GE is supplying eight of its 1.4 MW Jenbacher J420 biogas engines for a new cogeneration plant located south of Tel Aviv, near the city of Rishon Lezion, Israel.

The Dan Region (Shafdan) wastewater treatment plant, which is the biggest of its kind in Israel, will generate 11.2 MW of renewable on-site power. The plant, owned by Mey Ezor Dan Cooperative Agricultural Water Society Ltd (MED), is the largest wastewater treatment plant in Israel and treats municipal wastewater for 2 million people in central Israel. 

MED, with engineering consultant CDM Smith, designed the new bioenergy facility that will consist of eight anaerobic digesters with a volume of 13,200 m3 each.

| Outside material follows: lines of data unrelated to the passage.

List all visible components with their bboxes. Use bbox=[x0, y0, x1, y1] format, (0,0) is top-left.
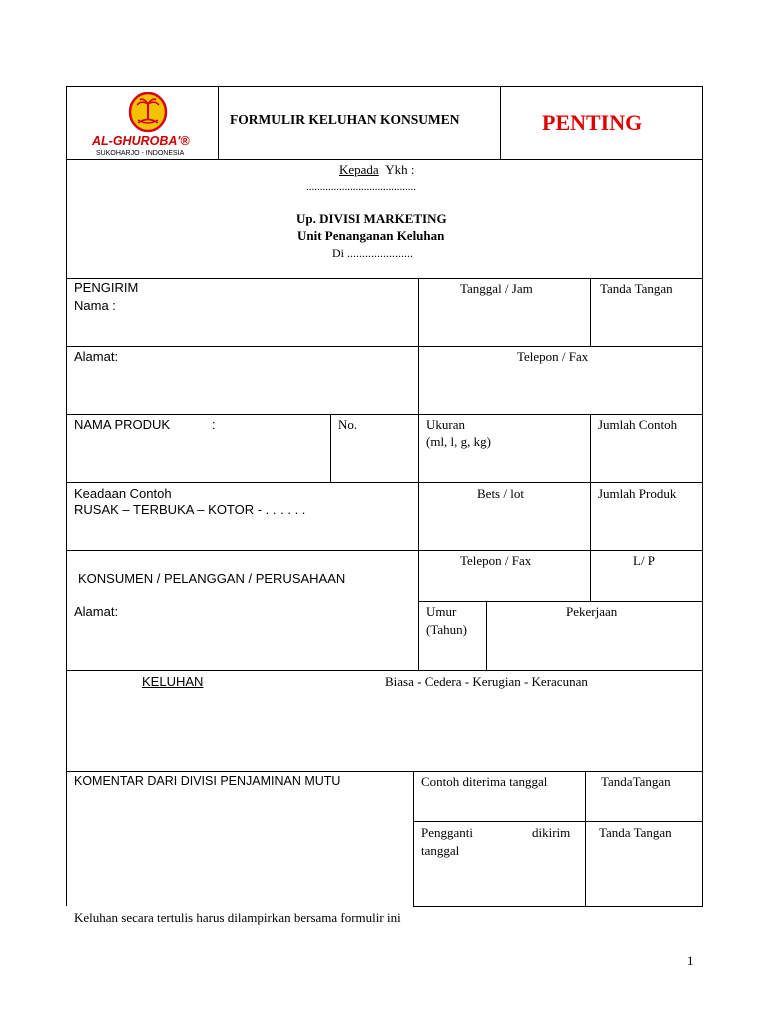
tanggal-label: tanggal bbox=[421, 843, 460, 858]
divider bbox=[66, 414, 703, 415]
bets-lot-label: Bets / lot bbox=[477, 486, 524, 501]
consumer-alamat-label: Alamat: bbox=[74, 604, 119, 619]
no-label: No. bbox=[338, 417, 358, 432]
divider bbox=[418, 550, 419, 670]
recipient-dots: ........................................ bbox=[306, 181, 416, 193]
divider bbox=[590, 278, 591, 346]
keadaan-contoh-label: Keadaan Contoh bbox=[74, 486, 172, 501]
logo bbox=[88, 92, 208, 158]
divider bbox=[66, 550, 703, 551]
consumer-telepon-fax-label: Telepon / Fax bbox=[460, 553, 532, 568]
ukuran-label: Ukuran bbox=[426, 417, 465, 432]
nama-produk-colon: : bbox=[212, 417, 216, 432]
telepon-fax-label: Telepon / Fax bbox=[517, 349, 589, 364]
divider bbox=[66, 278, 703, 279]
keluhan-label: KELUHAN bbox=[142, 674, 204, 689]
divider bbox=[66, 482, 703, 483]
umur-label: Umur bbox=[426, 604, 457, 619]
divider bbox=[413, 821, 703, 822]
divider bbox=[418, 601, 703, 602]
divider bbox=[66, 159, 703, 160]
keadaan-options: RUSAK – TERBUKA – KOTOR - . . . . . . bbox=[74, 502, 306, 517]
pekerjaan-label: Pekerjaan bbox=[566, 604, 618, 619]
logo-brand: AL-GHUROBA'® bbox=[92, 134, 190, 148]
unit-title: Unit Penanganan Keluhan bbox=[297, 228, 445, 243]
contoh-diterima-label: Contoh diterima tanggal bbox=[421, 774, 548, 789]
kepada-text: Kepada bbox=[339, 162, 379, 177]
palm-emblem-icon bbox=[128, 92, 168, 134]
tanggal-jam-label: Tanggal / Jam bbox=[460, 281, 533, 296]
border-top bbox=[66, 86, 703, 87]
keluhan-categories: Biasa - Cedera - Kerugian - Keracunan bbox=[385, 674, 588, 689]
lp-label: L/ P bbox=[633, 553, 656, 568]
consumer-label: KONSUMEN / PELANGGAN / PERUSAHAAN bbox=[78, 571, 346, 586]
pengganti-label: Pengganti bbox=[421, 825, 473, 840]
divider bbox=[66, 346, 703, 347]
jumlah-contoh-label: Jumlah Contoh bbox=[598, 417, 678, 432]
divider bbox=[413, 906, 703, 907]
footer-note: Keluhan secara tertulis harus dilampirkan bersama formulir ini bbox=[74, 910, 401, 925]
border-right bbox=[702, 86, 703, 906]
jumlah-produk-label: Jumlah Produk bbox=[598, 486, 677, 501]
alamat-label: Alamat: bbox=[74, 349, 119, 364]
dikirim-label: dikirim bbox=[532, 825, 571, 840]
divider bbox=[500, 86, 501, 159]
tandatangan-label: TandaTangan bbox=[601, 774, 671, 789]
ykh-text: Ykh : bbox=[385, 162, 415, 177]
form-title: FORMULIR KELUHAN KONSUMEN bbox=[230, 112, 460, 127]
divider bbox=[218, 86, 219, 159]
tahun-label: (Tahun) bbox=[426, 622, 467, 637]
ukuran-units: (ml, l, g, kg) bbox=[426, 434, 491, 449]
pengirim-label: PENGIRIM bbox=[74, 280, 139, 295]
tanda-tangan-label: Tanda Tangan bbox=[600, 281, 673, 296]
nama-label: Nama : bbox=[74, 298, 116, 313]
tanda-tangan-2-label: Tanda Tangan bbox=[599, 825, 672, 840]
divider bbox=[413, 771, 414, 907]
kepada-label bbox=[339, 161, 414, 178]
divider bbox=[66, 771, 703, 772]
divider bbox=[585, 771, 586, 907]
logo-tagline: SUKOHARJO - INDONESIA bbox=[96, 150, 185, 157]
page-number: 1 bbox=[687, 953, 694, 968]
divider bbox=[590, 550, 591, 601]
border-left bbox=[66, 86, 67, 906]
divider bbox=[486, 601, 487, 670]
divider bbox=[330, 414, 331, 482]
komentar-label: KOMENTAR DARI DIVISI PENJAMINAN MUTU bbox=[74, 774, 341, 788]
nama-produk-label: NAMA PRODUK bbox=[74, 417, 171, 432]
penting-badge: PENTING bbox=[542, 110, 643, 135]
divider bbox=[66, 670, 703, 671]
di-line: Di ...................... bbox=[332, 246, 413, 260]
division-title: Up. DIVISI MARKETING bbox=[296, 211, 447, 226]
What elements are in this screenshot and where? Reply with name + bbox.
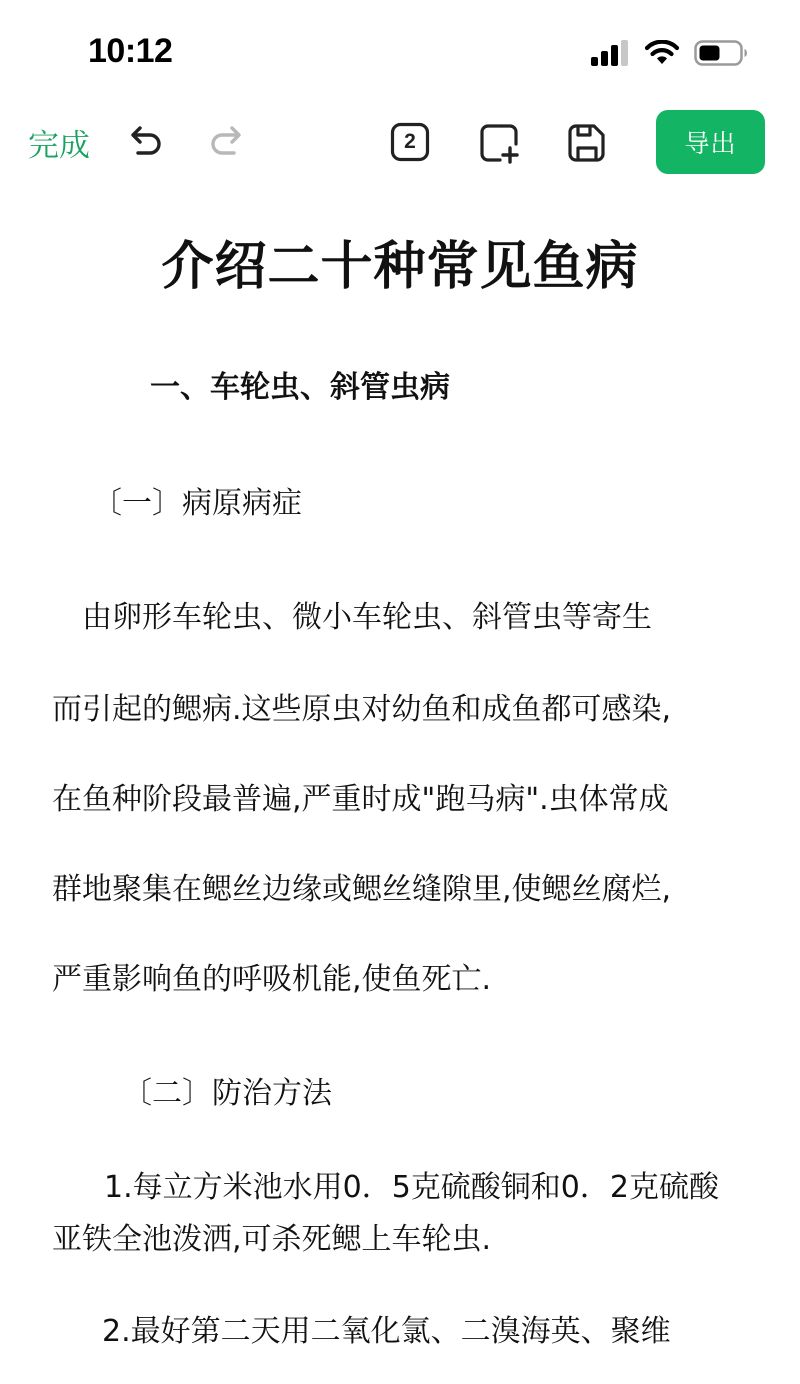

The facility will also include one of the world’s largest staged-thermophilic anaerobic digestion processes.

To improve the treatment plant’s efficiency and reduce its environmental impacts, MED is installing the anaerobic digestion system and biogas cogeneration plant to provide on-site heat and power to run the digesters as well as power for the rest of the Shafdan site.

The project ties in with the Israeli government’s support of expanding biogas energy production through the creation of a special feed-in tariff that makes such renewable energy projects more economically viable.

The new biogas power plant is scheduled to start commercial operation in 2015 and is expected to serve as an important model for other similar projects in Israel and throughout the world.

“We are very pleased to demonstrate the economic and environmental benefits of our Jenbacher biogas engines, which can help MED and other industrial operations in Israel reduce the environmental impacts of their activities while also helping them capture and reuse their own waste products as a ‘free’ energy resource," said Karl Wetzlmayer, general manager, gas engines for GE Power & Water.